Jerkysson management calls up Milkbone and tells him, "you need to keep that lousy little San Diego company in a box...just in case we need to buy it." Milkbone knows what to do. Milkbone has a pet analyst on staff who has, shall we say, a rather fungible ethical framework. Milkbone asks Jerkysson's management to give him ammunition, "tell us HOW to undermine that damn little San Diego company." Jerkysson management is only too happy to oblige. "Competition will eviserate the San Diego company's handset business" opines Jerkysson. Never mind the fact that the San Diego company collects royalties from all competitors and sells sophisticated and highly profitable ASICs to most. Nevermind, "the ASIC business will lose marketshare" explains Jerkysson. Actually this is a reasonable assertion...if you have 100% marketshare and a competitor sells one chip, you lose marketshare regardless of the fact that the business remains very healthy and very profitable. Jerkysson management snidely confides that "investors are stupid and superficial in their analysis, so the details do not matter." Then Jerkysson launches its big missile amidships, "tell the world we have ALSO invented the same technology, that ours is better and that our version is MORE COMPATIBLE with existing networks." A powerful claim were it true. Understand, of course, that the truth is readily available. Any competent analyst could easily ascertain that Jerkysson's technology is no more compatible with legacy networks than the San Diego company's...but facts such as these would undermine the marketing campaign.
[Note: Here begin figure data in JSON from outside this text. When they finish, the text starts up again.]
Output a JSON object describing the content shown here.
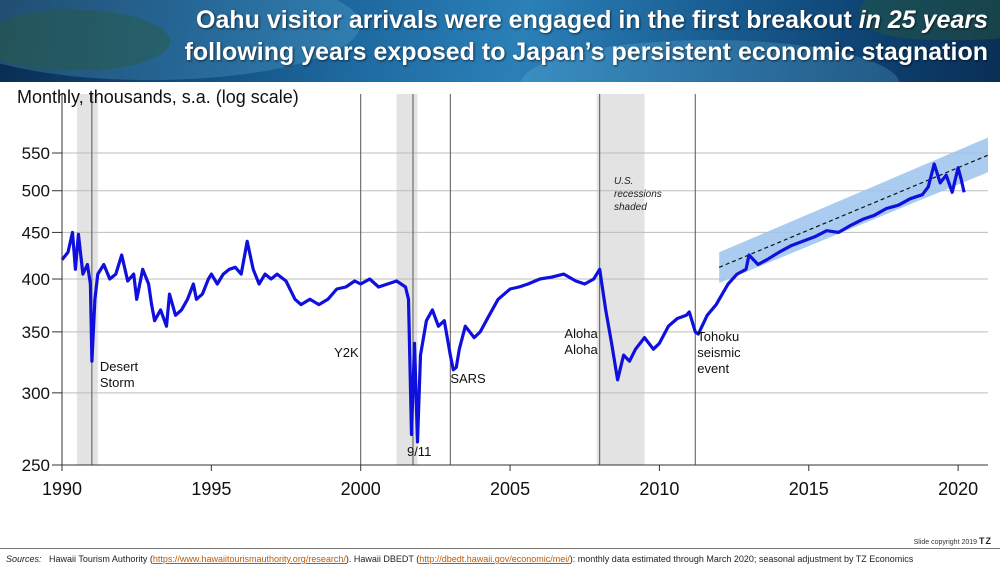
{
  "header": {
    "title_line1_normal": "Oahu visitor arrivals were engaged in the first breakout ",
    "title_line1_italic": "in 25 years",
    "title_line2": "following years exposed to Japan’s persistent economic stagnation"
  },
  "footer": {
    "sources_label": "Sources:",
    "source_1": "Hawaii Tourism Authority (",
    "source_1_link": "https://www.hawaiitourismauthority.org/research/",
    "source_1_close": ").  Hawaii DBEDT (",
    "source_2_link": "http://dbedt.hawaii.gov/economic/mei/",
    "source_2_close": "): monthly data estimated through March 2020; seasonal adjustment by TZ Economics",
    "copyright": "Slide copyright 2019",
    "logo": "TZ"
  },
  "colors": {
    "series": "#1010dd",
    "trend_band": "#9cc3ef",
    "recession": "#e3e3e3",
    "banner": "#1a5f94"
  },
  "chart_data": {
    "type": "line",
    "title": "",
    "ylabel": "Monthly, thousands, s.a. (log scale)",
    "xlabel": "",
    "y_scale": "log",
    "ylim": [
      250,
      580
    ],
    "xlim": [
      1990,
      2021
    ],
    "y_ticks": [
      250,
      300,
      350,
      400,
      450,
      500,
      550
    ],
    "x_ticks": [
      1990,
      1995,
      2000,
      2005,
      2010,
      2015,
      2020
    ],
    "recessions": [
      [
        1990.5,
        1991.2
      ],
      [
        2001.2,
        2001.9
      ],
      [
        2007.9,
        2009.5
      ]
    ],
    "recession_note": "U.S. recessions shaded",
    "events": [
      {
        "year": 1991.0,
        "label": "Desert Storm"
      },
      {
        "year": 2000.0,
        "label": "Y2K"
      },
      {
        "year": 2001.75,
        "label": "9/11"
      },
      {
        "year": 2003.0,
        "label": "SARS"
      },
      {
        "year": 2008.0,
        "label": "Aloha Aloha"
      },
      {
        "year": 2011.2,
        "label": "Tohoku seismic event"
      }
    ],
    "trend": {
      "x": [
        2012.0,
        2021.0
      ],
      "y": [
        412,
        547
      ],
      "band_x": [
        2012.0,
        2021.0
      ],
      "band_low": [
        396,
        524
      ],
      "band_high": [
        428,
        572
      ]
    },
    "series": [
      {
        "name": "Oahu visitor arrivals",
        "x": [
          1990.0,
          1990.2,
          1990.35,
          1990.45,
          1990.55,
          1990.7,
          1990.85,
          1990.95,
          1991.0,
          1991.1,
          1991.2,
          1991.4,
          1991.6,
          1991.8,
          1992.0,
          1992.2,
          1992.4,
          1992.5,
          1992.7,
          1992.9,
          1993.0,
          1993.1,
          1993.3,
          1993.5,
          1993.6,
          1993.8,
          1994.0,
          1994.2,
          1994.4,
          1994.5,
          1994.7,
          1994.9,
          1995.0,
          1995.2,
          1995.4,
          1995.6,
          1995.8,
          1996.0,
          1996.2,
          1996.4,
          1996.6,
          1996.8,
          1997.0,
          1997.2,
          1997.5,
          1997.8,
          1998.0,
          1998.3,
          1998.6,
          1998.9,
          1999.2,
          1999.5,
          1999.8,
          2000.0,
          2000.3,
          2000.6,
          2000.9,
          2001.2,
          2001.5,
          2001.6,
          2001.7,
          2001.8,
          2001.9,
          2002.0,
          2002.2,
          2002.4,
          2002.6,
          2002.8,
          2003.0,
          2003.1,
          2003.2,
          2003.3,
          2003.5,
          2003.8,
          2004.0,
          2004.3,
          2004.6,
          2005.0,
          2005.3,
          2005.6,
          2006.0,
          2006.4,
          2006.8,
          2007.2,
          2007.5,
          2007.8,
          2008.0,
          2008.2,
          2008.4,
          2008.6,
          2008.8,
          2009.0,
          2009.2,
          2009.5,
          2009.8,
          2010.0,
          2010.3,
          2010.6,
          2010.9,
          2011.0,
          2011.2,
          2011.3,
          2011.6,
          2011.9,
          2012.0,
          2012.3,
          2012.6,
          2012.9,
          2013.0,
          2013.3,
          2013.6,
          2014.0,
          2014.4,
          2014.8,
          2015.2,
          2015.6,
          2016.0,
          2016.4,
          2016.8,
          2017.2,
          2017.6,
          2018.0,
          2018.4,
          2018.8,
          2019.0,
          2019.2,
          2019.4,
          2019.6,
          2019.8,
          2020.0,
          2020.1,
          2020.2
        ],
        "y": [
          420,
          428,
          450,
          410,
          448,
          405,
          415,
          395,
          325,
          380,
          405,
          415,
          400,
          405,
          425,
          398,
          405,
          380,
          410,
          395,
          375,
          360,
          370,
          355,
          385,
          365,
          370,
          380,
          395,
          380,
          385,
          400,
          405,
          395,
          405,
          410,
          412,
          405,
          440,
          410,
          395,
          405,
          400,
          405,
          398,
          380,
          375,
          380,
          375,
          380,
          390,
          392,
          398,
          395,
          400,
          392,
          395,
          398,
          392,
          380,
          270,
          340,
          265,
          330,
          360,
          370,
          355,
          360,
          330,
          318,
          320,
          335,
          355,
          345,
          350,
          365,
          380,
          390,
          392,
          395,
          400,
          402,
          405,
          398,
          395,
          400,
          410,
          370,
          340,
          310,
          330,
          325,
          335,
          345,
          335,
          340,
          355,
          362,
          365,
          368,
          350,
          348,
          365,
          375,
          380,
          395,
          405,
          410,
          425,
          415,
          420,
          428,
          435,
          440,
          445,
          452,
          450,
          458,
          465,
          470,
          478,
          482,
          490,
          495,
          505,
          535,
          510,
          520,
          498,
          530,
          515,
          498
        ]
      }
    ]
  }
}
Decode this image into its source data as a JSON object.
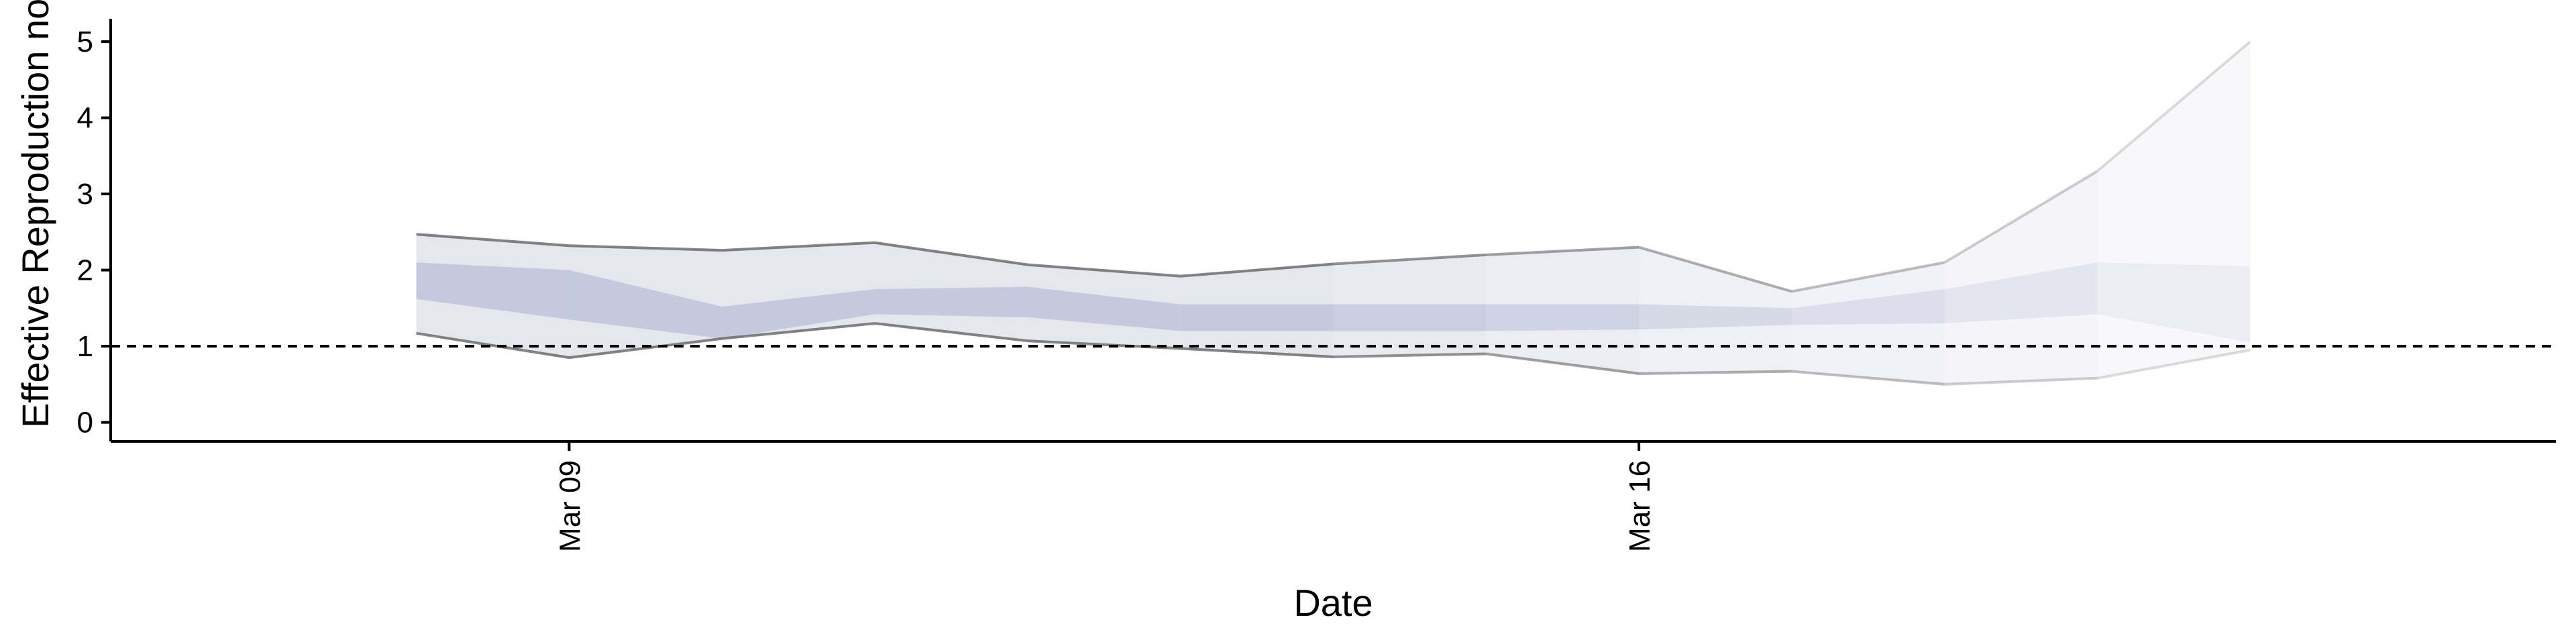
{
  "chart_data": {
    "type": "area",
    "title": "",
    "xlabel": "Date",
    "ylabel": "Effective Reproduction no.",
    "x": [
      "2020-03-08",
      "2020-03-09",
      "2020-03-10",
      "2020-03-11",
      "2020-03-12",
      "2020-03-13",
      "2020-03-14",
      "2020-03-15",
      "2020-03-16",
      "2020-03-17",
      "2020-03-18",
      "2020-03-19",
      "2020-03-20"
    ],
    "x_ticks": [
      "2020-03-09",
      "2020-03-16"
    ],
    "x_tick_labels": [
      "Mar 09",
      "Mar 16"
    ],
    "xlim": [
      "2020-03-06",
      "2020-03-22"
    ],
    "y_ticks": [
      0,
      1,
      2,
      3,
      4,
      5
    ],
    "ylim": [
      -0.25,
      5.3
    ],
    "reference_line": {
      "y": 1,
      "style": "dashed"
    },
    "series": [
      {
        "upper90": [
          2.47,
          2.32,
          2.26,
          2.36,
          2.07,
          1.92,
          2.08,
          2.2,
          2.3,
          1.72,
          2.1,
          3.3,
          5.0
        ],
        "lower90": [
          1.17,
          0.85,
          1.1,
          1.3,
          1.07,
          0.97,
          0.86,
          0.9,
          0.64,
          0.67,
          0.5,
          0.58,
          0.95
        ],
        "upper50": [
          2.1,
          2.0,
          1.52,
          1.75,
          1.78,
          1.55,
          1.55,
          1.55,
          1.55,
          1.5,
          1.75,
          2.1,
          2.05
        ],
        "lower50": [
          1.62,
          1.35,
          1.1,
          1.42,
          1.38,
          1.2,
          1.2,
          1.2,
          1.22,
          1.28,
          1.3,
          1.42,
          1.05
        ]
      }
    ],
    "colors": {
      "band_outer": "#c5c9dc",
      "band_inner": "#a9b0cd",
      "outline": "#444444"
    },
    "grid": false,
    "legend": "none"
  }
}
Milkbone instructs his minion who faithfully mouths the Jerkysson party line....over and over and over. Truths are twisted; facts are distorted; reality is stretched beyond the limits of reason into the arena of outright falsehood. Nevermind...there is a banking fee to be had.

We are now approaching end game. Jerkysson's big customer in the land of the setting sun has figured out that Jerkysson has been telling whoppers. A big company from Jerkysson's home continent acquires a big American wireless company with the intent of delivering worldwide cellular services. Management of the big new company tell diligent investors that it would be prohibitively expensive to deploy 3G in great big 5mhz chunks, so W-CDMA looks pretty darn uneconomic to them. Since the big new company wants to deliver high data rate services AND it wants to be compatible with the very large U.S. market, it tells its vendor (Jerkysson) that is must find a way to work with that pesky San Diego company. Jerkysson's management is troubled; its customers are angry and its phantom "more compatible product" cannot do what it was represented to do. End game.

We are there. The cards are on the table. For those who know how to read; for those who have done their homework and researched the topic, the outcome is assured. For those who have listened to Milkbone and his minions, well I hope you are short.